Time and again, we see that the more leaders try to manage engagement, the more disengaged their employees actually become. It’s not that employees don’t want to be engaged — many are committed and loyal soldiers who come in early, stay late and try hard in-between. But in today’s era of exhaustion, they are simply struggling to make it to the weekend. Employees are engaged, but depleted.
As a result, organizations have become hubs where people are unable to think innovatively. Bogged down in the day-to-day minutiae of work, employees don’t have the time or mental capacity to identify or focus on fixing systemic issues. They are simply going through the motions — incapable of future-based, innovative, value-creating thinking.
And so you get an abundance of organizational cultures scrambling to fix problems as they become full-blown issues, fighting “fires” with duct-tape fixes and quick workarounds instead of taking the time to address root causes of problems. It’s the perfect ecosystem for endless employee depletion.
Engagement is nothing without energy
It’s not that employee engagement is dead. Quite the opposite: employee engagement is essential, foundational and elemental to business. It is critical for building workplaces where people are dedicated, committed and willing to give discretionary effort. However, employees simply cannot put forth their best work unless they are also full of passion, resilience, vitality and enthusiasm — and these are the byproducts of energy. Engagement is necessary but insufficient. Without energy, it is simply unsustainable.
To create a sustainably engaged organizational culture, businesses need to focus on both engagement and energy — essentially, moving beyond “engagement” as we think of it today.
The customer experience is at risk
Engaged employees can supply loyalty, commitment and even discretionary effort — but if employees feel overwhelmed in their job, under-supported, exhausted and depleted, the best they can inject into the customer experience is something transactional and mechanical. The employee experience can make or break the customer experience.
The human magic required for a great customer experience happens in one way only — through an energized employee. Energy unlocks an employee’s enthusiasm, creativity, intuition, authentic warmth, vigour and verve — all ingredients for an unforgettable customer experience.
The energized employee brings not only commitment, loyalty and effort, but also passion, intensity and vitality. These qualities make all the difference in the world, because these qualities differentiate businesses from their competitors.
The secret sauce
What can leaders do to energize employees beyond engagement?
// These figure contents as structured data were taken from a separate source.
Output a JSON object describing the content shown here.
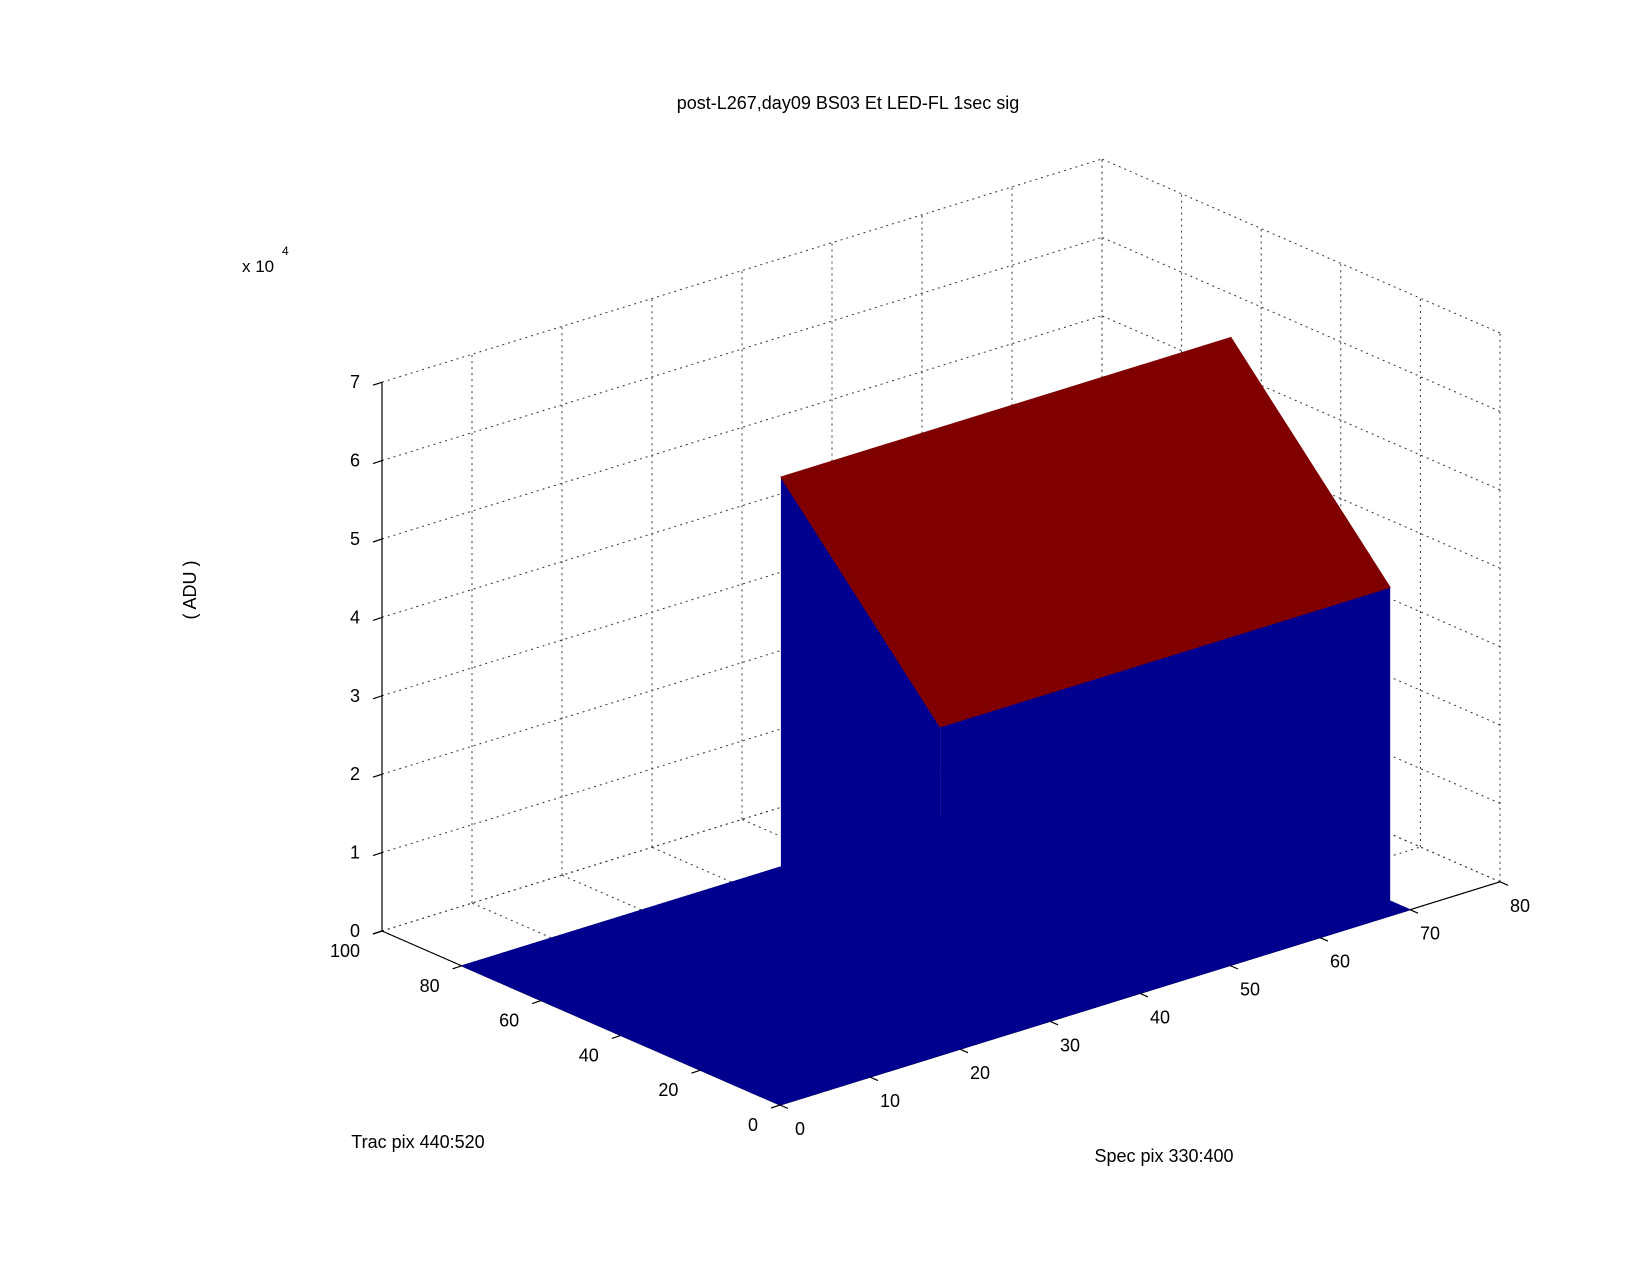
{
  "chart_data": {
    "type": "surface3d",
    "title": "post-L267,day09 BS03 Et LED-FL 1sec sig",
    "xlabel": "Spec pix 330:400",
    "ylabel": "Trac pix 440:520",
    "zlabel": "( ADU )",
    "z_exponent_label": "x 10",
    "z_exponent_power": "4",
    "xlim": [
      0,
      80
    ],
    "ylim": [
      0,
      100
    ],
    "zlim": [
      0,
      70000
    ],
    "x_ticks": [
      "0",
      "10",
      "20",
      "30",
      "40",
      "50",
      "60",
      "70",
      "80"
    ],
    "y_ticks": [
      "0",
      "20",
      "40",
      "60",
      "80",
      "100"
    ],
    "z_ticks": [
      "0",
      "1",
      "2",
      "3",
      "4",
      "5",
      "6",
      "7"
    ],
    "grid": true,
    "surface": {
      "domain_x": [
        0,
        70
      ],
      "domain_y": [
        0,
        80
      ],
      "plateau_x": [
        20,
        70
      ],
      "plateau_y": [
        5,
        45
      ],
      "plateau_z_near": 40000,
      "plateau_z_far": 63000,
      "base_z": 0
    },
    "colors": {
      "side_walls": "#00008f",
      "plateau_top": "#800000",
      "grid": "#333333",
      "axes": "#000000"
    }
  }
}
It’s all about integrating neuroscience into employee engagement initiatives.
We know that when we are low on energy, the executive function of our brain suffers: that is, the part that helps us focus our attention, process information, regulate our emotions, predict outcomes, plan, prioritize duties and take action. But expose the brain to quality face-to-face conversation and high-performance hormones (dopamine, oxytocin and serotonin) are released within both parties. In fact, brain mapping shows that these ‘miracle-grow’ hormones boost creativity, amp up connection, and cut through fear and worry.
In essence, conversation deepens relationships, energizes employees and garners easier results.
Have an energy conversation
For over a decade, we’ve seen organizations use short and simple conversations to generate energy and reduce depletion in their employees’ lives.
Many managers take this one step further and have energy conversations in their team meetings. Team members ask each other, “What do you need from the rest of us to free up energy in your world?” Some of the fixes are simple and fall into the category of, “We just didn’t know that was important to you — we can totally make that happen.” Others are more systemic, and require an integrative approach from other functions or levels in the organization. But the solutions all have one thing in common: they free up energy, mind space and time for managers and employees.
Once leaders understand the vital role energy plays in fueling high performance, they get curious about how to measure it. Once you’re clear on what generates energy inside the “lived experience” of an employee (things like connection, progress, freedom, pride and meaning), a pulse check can be created that will give you a clear view of the energy levels in your organization.
Go beyond engagement
Without energy, all you get is dedicated under-performers. However, by understanding how the brain works and incorporating meaningful conversation into the corporate culture, leaders can enhance strategies for employee engagement.
As a result, you unlock passion, innovation and enthusiasm, generating true and sustainable engagement — and creating a higher-performing workforce than you ever thought possible.